1Northwest A&F University, Xinong road 22th, Yangling, 712100, China
2Dalian University of Technology, Linggong Road 2, Dalian, 116024, China
3Freshwater Fisheries Sciences Institute of Liaoning Province, Liaoning, 111000, China
The purpose of this work is to develop robust and interpretable quantitative structure”activity
relationship (QSAR) models for assessing the aquatic toxicity of phenols using a combined set of descriptors encompassing the logP and recently developed variables (Monconn-Z variables). The used dataset consists of 250 chemicals with toxicity data to the ciliate Tetrahymena pyriformis. For each compound, a total of 197 physico-chemical descriptors including logP and Molconn-Z descriptors were calculated.
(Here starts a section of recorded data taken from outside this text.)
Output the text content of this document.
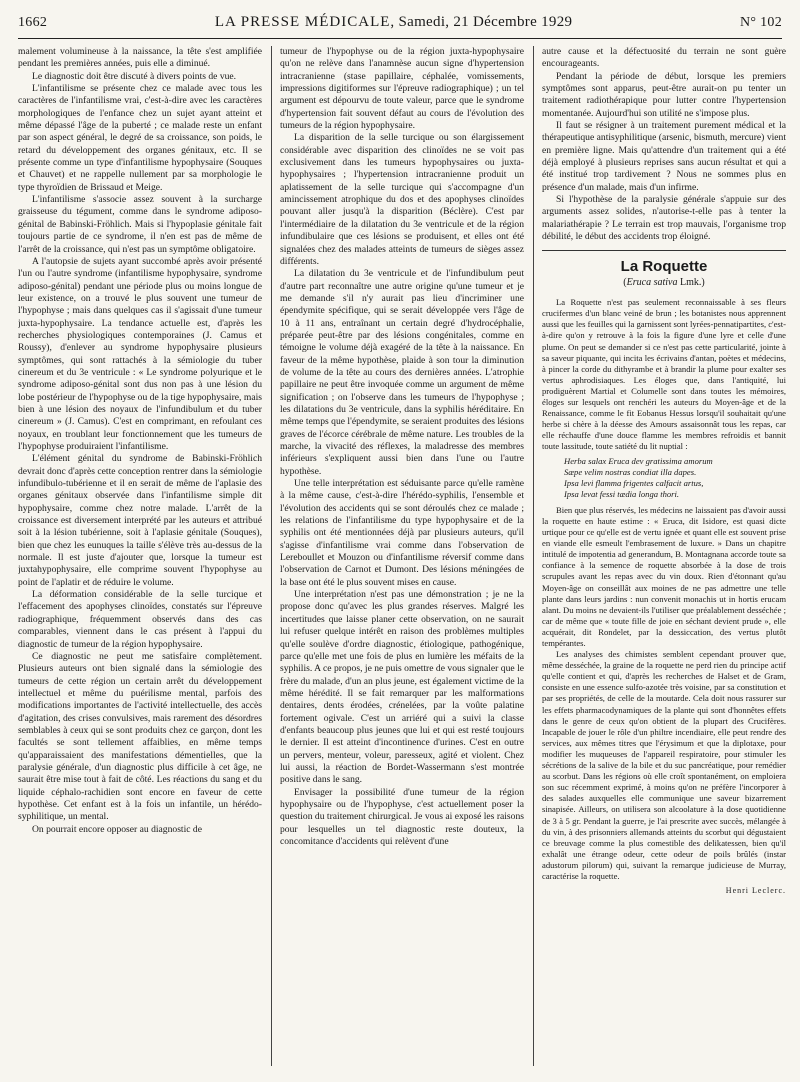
1662	LA PRESSE MÉDICALE, Samedi, 21 Décembre 1929	N° 102

malement volumineuse à la naissance, la tête s'est amplifiée pendant les premières années, puis elle a diminué.

Le diagnostic doit être discuté à divers points de vue.

L'infantilisme se présente chez ce malade avec tous les caractères de l'infantilisme vrai, c'est-à-dire avec les caractères morphologiques de l'enfance chez un sujet ayant atteint et même dépassé l'âge de la puberté ; ce malade reste un enfant par son aspect général, le degré de sa croissance, son poids, le retard du développement des organes génitaux, etc. Il se présente comme un type d'infantilisme hypophysaire (Souques et Chauvet) et ne rappelle nullement par sa morphologie le type thyroïdien de Brissaud et Meige.

L'infantilisme s'associe assez souvent à la surcharge graisseuse du tégument, comme dans le syndrome adiposo-génital de Babinski-Fröhlich. Mais si l'hypoplasie génitale fait toujours partie de ce syndrome, il n'en est pas de même de l'arrêt de la croissance, qui n'est pas un symptôme obligatoire.

A l'autopsie de sujets ayant succombé après avoir présenté l'un ou l'autre syndrome (infantilisme hypophysaire, syndrome adiposo-génital) pendant une période plus ou moins longue de leur existence, on a trouvé le plus souvent une tumeur de l'hypophyse ; mais dans quelques cas il s'agissait d'une tumeur juxta-hypophysaire. La tendance actuelle est, d'après les recherches physiologiques contemporaines (J. Camus et Roussy), d'enlever au syndrome hypophysaire plusieurs symptômes, qui sont rattachés à la sémiologie du tuber cinereum et du 3e ventricule : « Le syndrome polyurique et le syndrome adiposo-génital sont dus non pas à une lésion du lobe postérieur de l'hypophyse ou de la tige hypophysaire, mais bien à une lésion des noyaux de l'infundibulum et du tuber cinereum » (J. Camus). C'est en comprimant, en refoulant ces noyaux, en troublant leur fonctionnement que les tumeurs de l'hypophyse produiraient l'infantilisme.

L'élément génital du syndrome de Babinski-Fröhlich devrait donc d'après cette conception rentrer dans la sémiologie infundibulo-tubérienne et il en serait de même de l'aplasie des organes génitaux observée dans l'infantilisme simple dit hypophysaire, comme chez notre malade. L'arrêt de la croissance est diversement interprété par les auteurs et attribué soit à la lésion tubérienne, soit à l'aplasie génitale (Souques), bien que chez les eunuques la taille s'élève très au-dessus de la normale. Il est juste d'ajouter que, lorsque la tumeur est juxtahypophysaire, elle comprime souvent l'hypophyse au point de l'aplatir et de réduire le volume.

La déformation considérable de la selle turcique et l'effacement des apophyses clinoïdes, constatés sur l'épreuve radiographique, fréquemment observés dans des cas comparables, viennent dans le cas présent à l'appui du diagnostic de tumeur de la région hypophysaire.

Ce diagnostic ne peut me satisfaire complètement. Plusieurs auteurs ont bien signalé dans la sémiologie des tumeurs de cette région un certain arrêt du développement intellectuel et même du puérilisme mental, parfois des modifications importantes de l'activité intellectuelle, des accès d'agitation, des crises convulsives, mais rarement des désordres semblables à ceux qui se sont produits chez ce garçon, dont les facultés se sont tellement affaiblies, en même temps qu'apparaissaient des manifestations démentielles, que la paralysie générale, d'un diagnostic plus difficile à cet âge, ne saurait être mise tout à fait de côté. Les réactions du sang et du liquide céphalo-rachidien sont encore en faveur de cette hypothèse. Cet enfant est à la fois un infantile, un hérédo-syphilitique, un mental.

On pourrait encore opposer au diagnostic de

tumeur de l'hypophyse ou de la région juxta-hypophysaire qu'on ne relève dans l'anamnèse aucun signe d'hypertension intracranienne (stase papillaire, céphalée, vomissements, impressions digitiformes sur l'épreuve radiographique) ; un tel argument est dépourvu de toute valeur, parce que le syndrome d'hypertension fait souvent défaut au cours de l'évolution des tumeurs de la région hypophysaire.

La disparition de la selle turcique ou son élargissement considérable avec disparition des clinoïdes ne se voit pas exclusivement dans les tumeurs hypophysaires ou juxta-hypophysaires ; l'hypertension intracranienne produit un aplatissement de la selle turcique qui s'accompagne d'un amincissement atrophique du dos et des apophyses clinoïdes pouvant aller jusqu'à la disparition (Béclère). C'est par l'intermédiaire de la dilatation du 3e ventricule et de la région infundibulaire que ces lésions se produisent, et elles ont été signalées chez des malades atteints de tumeurs de sièges assez différents.

La dilatation du 3e ventricule et de l'infundibulum peut d'autre part reconnaître une autre origine qu'une tumeur et je me demande s'il n'y aurait pas lieu d'incriminer une épendymite spécifique, qui se serait développée vers l'âge de 10 à 11 ans, entraînant un certain degré d'hydrocéphalie, préparée peut-être par des lésions congénitales, comme en témoigne le volume déjà exagéré de la tête à la naissance. En faveur de la même hypothèse, plaide à son tour la diminution de volume de la tête au cours des dernières années. L'atrophie papillaire ne peut être invoquée comme un argument de même signification ; on l'observe dans les tumeurs de l'hypophyse ; les dilatations du 3e ventricule, dans la syphilis héréditaire. En même temps que l'épendymite, se seraient produites des lésions graves de l'écorce cérébrale de même nature. Les troubles de la marche, la vivacité des réflexes, la maladresse des membres inférieurs s'expliquent aussi bien dans l'une ou l'autre hypothèse.

Une telle interprétation est séduisante parce qu'elle ramène à la même cause, c'est-à-dire l'hérédo-syphilis, l'ensemble et l'évolution des accidents qui se sont déroulés chez ce malade ; les relations de l'infantilisme du type hypophysaire et de la syphilis ont été mentionnées déjà par plusieurs auteurs, qu'il s'agisse d'infantilisme vrai comme dans l'observation de Lereboullet et Mouzon ou d'infantilisme réversif comme dans l'observation de Carnot et Dumont. Des lésions méningées de la base ont été le plus souvent mises en cause.

Une interprétation n'est pas une démonstration ; je ne la propose donc qu'avec les plus grandes réserves. Malgré les incertitudes que laisse planer cette observation, on ne saurait lui refuser quelque intérêt en raison des problèmes multiples qu'elle soulève d'ordre diagnostic, étiologique, pathogénique, parce qu'elle met une fois de plus en lumière les méfaits de la syphilis. A ce propos, je ne puis omettre de vous signaler que le frère du malade, d'un an plus jeune, est également victime de la même hérédité. Il se fait remarquer par les malformations dentaires, dents érodées, crénelées, par la voûte palatine fortement ogivale. C'est un arriéré qui a suivi la classe d'enfants beaucoup plus jeunes que lui et qui est resté toujours le dernier. Il est atteint d'incontinence d'urines. C'est en outre un pervers, menteur, voleur, paresseux, agité et violent. Chez lui aussi, la réaction de Bordet-Wassermann s'est montrée positive dans le sang.

Envisager la possibilité d'une tumeur de la région hypophysaire ou de l'hypophyse, c'est actuellement poser la question du traitement chirurgical. Je vous ai exposé les raisons pour lesquelles un tel diagnostic reste douteux, la concomitance d'accidents qui relèvent d'une

autre cause et la défectuosité du terrain ne sont guère encourageants.

Pendant la période de début, lorsque les premiers symptômes sont apparus, peut-être aurait-on pu tenter un traitement radiothérapique pour lutter contre l'hypertension momentanée. Aujourd'hui son utilité ne s'impose plus.

Il faut se résigner à un traitement purement médical et la thérapeutique antisyphilitique (arsenic, bismuth, mercure) vient en première ligne. Mais qu'attendre d'un traitement qui a été déjà employé à plusieurs reprises sans aucun résultat et qui a été institué trop tardivement ? Nous ne sommes plus en présence d'un malade, mais d'un infirme.

Si l'hypothèse de la paralysie générale s'appuie sur des arguments assez solides, n'autorise-t-elle pas à tenter la malariathérapie ? Le terrain est trop mauvais, l'organisme trop débilité, le début des accidents trop éloigné.

La Roquette
(Eruca sativa Lmk.)

La Roquette n'est pas seulement reconnaissable à ses fleurs crucifermes d'un blanc veiné de brun ; les botanistes nous apprennent aussi que les feuilles qui la garnissent sont lyrées-pennatipartites, c'est-à-dire qu'on y retrouve à la fois la figure d'une lyre et celle d'une plume. On peut se demander si ce n'est pas cette particularité, jointe à sa saveur piquante, qui incita les écrivains d'antan, poètes et médecins, à pincer la corde du dithyrambe et à brandir la plume pour exalter ses vertus aphrodisiaques. Les éloges que, dans l'antiquité, lui prodiguèrent Martial et Columelle sont dans toutes les mémoires, éloges sur lesquels ont renchéri les auteurs du Moyen-âge et de la Renaissance, comme le fit Eobanus Hessus lorsqu'il souhaitait qu'une herbe si chère à la déesse des Amours assaisonnât tous les repas, car elle réchauffe d'une douce flamme les membres refroidis et bannit toute lassitude, toute satiété du lit nuptial :

Herba salax Eruca dev gratissima amorum
Sæpe velim nostras condiat illa dapes.
Ipsa levi flamma frigentes calfacit artus,
Ipsa levat fessi tædia longa thori.

Bien que plus réservés, les médecins ne laissaient pas d'avoir aussi la roquette en haute estime : « Eruca, dit Isidore, est quasi dicte urtique pour ce qu'elle est de vertu ignée et quant elle est souvent prise en viande elle esmeult l'embrasement de luxure. » Dans un chapitre intitulé de impotentia ad generandum, B. Montagnana accorde toute sa confiance à la semence de roquette absorbée à la dose de trois scrupules avant les repas avec du vin doux. Rien d'étonnant qu'au Moyen-âge on conseillât aux moines de ne pas admettre une telle plante dans leurs jardins : nun convenit monachis ut in hortis erucam alant. Du moins ne devaient-ils l'utiliser que préalablement desséchée ; car de même que « toute fille de joie en séchant devient prude », elle acquérait, dit Rondelet, par la dessiccation, des vertus plutôt tempérantes.

Les analyses des chimistes semblent cependant prouver que, même desséchée, la graine de la roquette ne perd rien du principe actif qu'elle contient et qui, d'après les recherches de Halset et de Gram, consiste en une essence sulfo-azotée très voisine, par sa constitution et par ses propriétés, de celle de la moutarde. Cela doit nous rassurer sur les effets pharmacodynamiques de la plante qui sont d'honnêtes effets dans le genre de ceux qu'on obtient de la plupart des Crucifères. Incapable de jouer le rôle d'un philtre incendiaire, elle peut rendre des services, aux mêmes titres que l'érysimum et que la diplotaxe, pour modifier les muqueuses de l'appareil respiratoire, pour stimuler les sécrétions de la salive de la bile et du suc pancréatique, pour remédier au scorbut. Dans les régions où elle croît spontanément, on emploiera son suc récemment exprimé, à moins qu'on ne préfère l'incorporer à des salades auxquelles elle communique une saveur bizarrement sinapisée. Ailleurs, on utilisera son alcoolature à la dose quotidienne de 3 à 5 gr. Pendant la guerre, je l'ai prescrite avec succès, mélangée à du vin, à des prisonniers allemands atteints du scorbut qui dégustaient ce breuvage comme la plus comestible des delikatessen, bien qu'il exhalât une étrange odeur, cette odeur de poils brûlés (instar adustorum pilorum) qui, suivant la remarque judicieuse de Murray, caractérise la roquette.

Henri Leclerc.
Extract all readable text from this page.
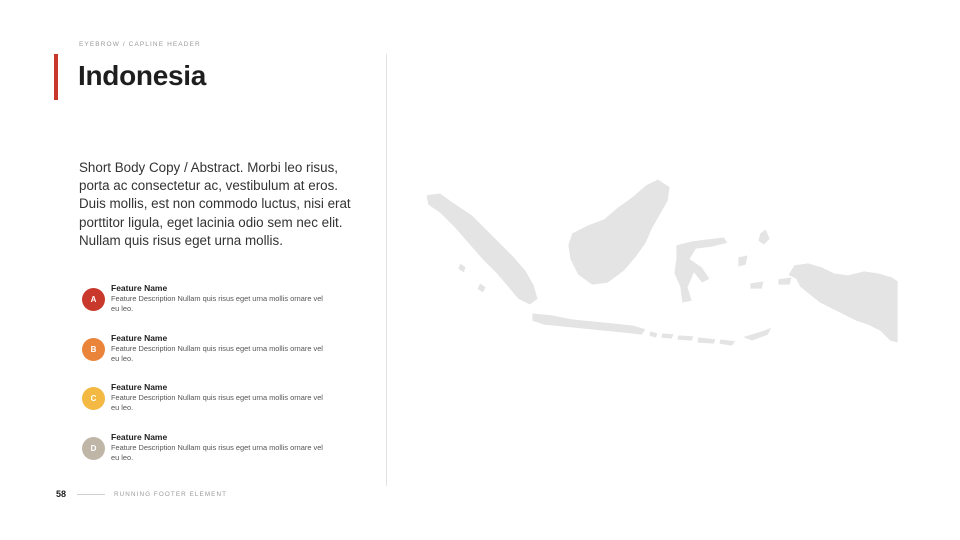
EYEBROW / CAPLINE HEADER
Indonesia

Short Body Copy / Abstract. Morbi leo risus, porta ac consectetur ac, vestibulum at eros. Duis mollis, est non commodo luctus, nisi erat porttitor ligula, eget lacinia odio sem nec elit. Nullam quis risus eget urna mollis.

A
Feature Name
Feature Description Nullam quis risus eget urna mollis ornare vel eu leo.
B
Feature Name
Feature Description Nullam quis risus eget urna mollis ornare vel eu leo.
C
Feature Name
Feature Description Nullam quis risus eget urna mollis ornare vel eu leo.
D
Feature Name
Feature Description Nullam quis risus eget urna mollis ornare vel eu leo.
58	RUNNING FOOTER ELEMENT
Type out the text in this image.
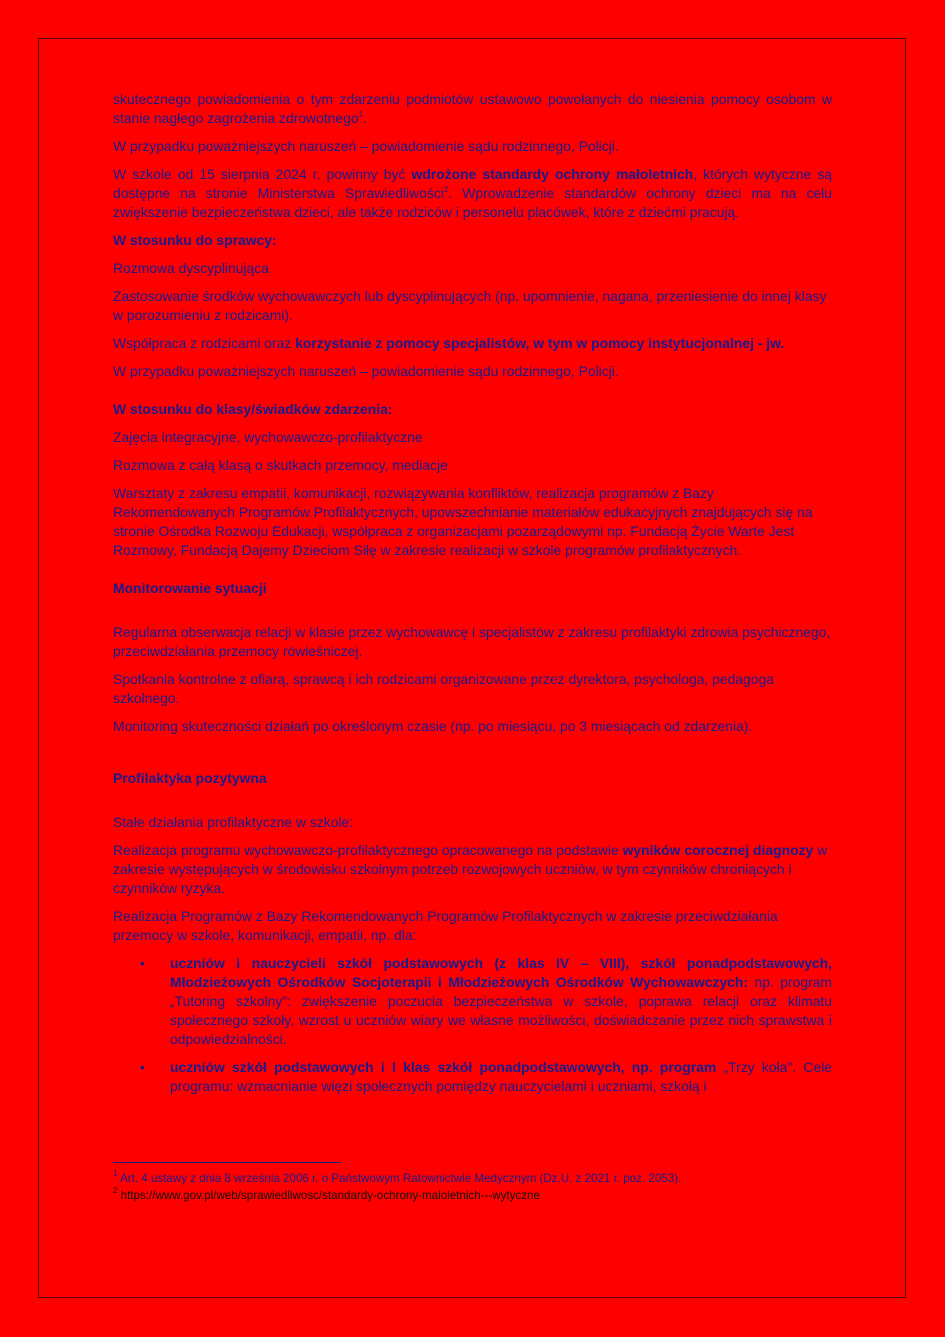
skutecznego powiadomienia o tym zdarzeniu podmiotów ustawowo powołanych do niesienia pomocy osobom w stanie nagłego zagrożenia zdrowotnego$^1$.

W przypadku poważniejszych naruszeń – powiadomienie sądu rodzinnego, Policji.

W szkole od 15 sierpnia 2024 r. powinny być wdrożone standardy ochrony małoletnich, których wytyczne są dostępne na stronie Ministerstwa Sprawiedliwości$^2$. Wprowadzenie standardów ochrony dzieci ma na celu zwiększenie bezpieczeństwa dzieci, ale także rodziców i personelu placówek, które z dziećmi pracują.

W stosunku do sprawcy:

Rozmowa dyscyplinująca

Zastosowanie środków wychowawczych lub dyscyplinujących (np. upomnienie, nagana, przeniesienie do innej klasy w porozumieniu z rodzicami).

Współpraca z rodzicami oraz korzystanie z pomocy specjalistów, w tym w pomocy instytucjonalnej - jw.

W przypadku poważniejszych naruszeń – powiadomienie sądu rodzinnego, Policji.

W stosunku do klasy/świadków zdarzenia:

Zajęcia integracyjne, wychowawczo-profilaktyczne

Rozmowa z całą klasą o skutkach przemocy, mediacje

Warsztaty z zakresu empatii, komunikacji, rozwiązywania konfliktów, realizacja programów z Bazy Rekomendowanych Programów Profilaktycznych, upowszechnianie materiałów edukacyjnych znajdujących się na stronie Ośrodka Rozwoju Edukacji, współpraca z organizacjami pozarządowymi np. Fundacją Życie Warte Jest Rozmowy, Fundacją Dajemy Dzieciom Siłę w zakresie realizacji w szkole programów profilaktycznych.

Monitorowanie sytuacji

Regularna obserwacja relacji w klasie przez wychowawcę i specjalistów z zakresu profilaktyki zdrowia psychicznego, przeciwdziałania przemocy rówieśniczej.

Spotkania kontrolne z ofiarą, sprawcą i ich rodzicami organizowane przez dyrektora, psychologa, pedagoga szkolnego.

Monitoring skuteczności działań po określonym czasie (np. po miesiącu, po 3 miesiącach od zdarzenia).

Profilaktyka pozytywna

Stałe działania profilaktyczne w szkole:

Realizacja programu wychowawczo-profilaktycznego opracowanego na podstawie wyników corocznej diagnozy w zakresie występujących w środowisku szkolnym potrzeb rozwojowych uczniów, w tym czynników chroniących i czynników ryzyka.

Realizacja Programów z Bazy Rekomendowanych Programów Profilaktycznych w zakresie przeciwdziałania przemocy w szkole, komunikacji, empatii, np. dla:

• uczniów i nauczycieli szkół podstawowych (z klas IV – VIII), szkół ponadpodstawowych, Młodzieżowych Ośrodków Socjoterapii i Młodzieżowych Ośrodków Wychowawczych: np. program „Tutoring szkolny": zwiększenie poczucia bezpieczeństwa w szkole, poprawa relacji oraz klimatu społecznego szkoły, wzrost u uczniów wiary we własne możliwości, doświadczanie przez nich sprawstwa i odpowiedzialności.
• uczniów szkół podstawowych i I klas szkół ponadpodstawowych, np. program „Trzy koła". Cele programu: wzmacnianie więzi społecznych pomiędzy nauczycielami i uczniami, szkołą i

$^1$ Art. 4 ustawy z dnia 8 września 2006 r. o Państwowym Ratownictwie Medycznym (Dz.U. z 2021 r. poz. 2053).

$^2$ https://www.gov.pl/web/sprawiedliwosc/standardy-ochrony-maloletnich---wytyczne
Multiple linear regression (MLR) and Partial least squares (PLS) were used to obtain QSARs and the predictive performance of the proposed models were verified using external statistical validations. The results of stepwise-MLR analysis reveal that the AlogP, MlogP and ClogP models were not successful for the prediction of aquatic toxicity for all the compounds. And by using the logP (AlogP and MlogP) with Molconn-Z descriptors, the obtained QSARs were not successful enough nutill removal of some outliers. Two optimal QSARs were built with R2 of 0.71 and 0.70 for the training sets and the external validation Q2 of 0.69 and 0.68 respectively. All
these selected descriptors in the best models account for the hydrophobic (AlogP, MlogP) and other
electrotopological properties like SHCsatu, Scarboxylicacid, SHBa, gmax and nelem. PLS produces a good model using all the calculated descriptors with R2 of 0.78 and Q2 of 0.64, and hydrophobic and electrotopological descriptors show importance for the prediction of phenolic toxicity.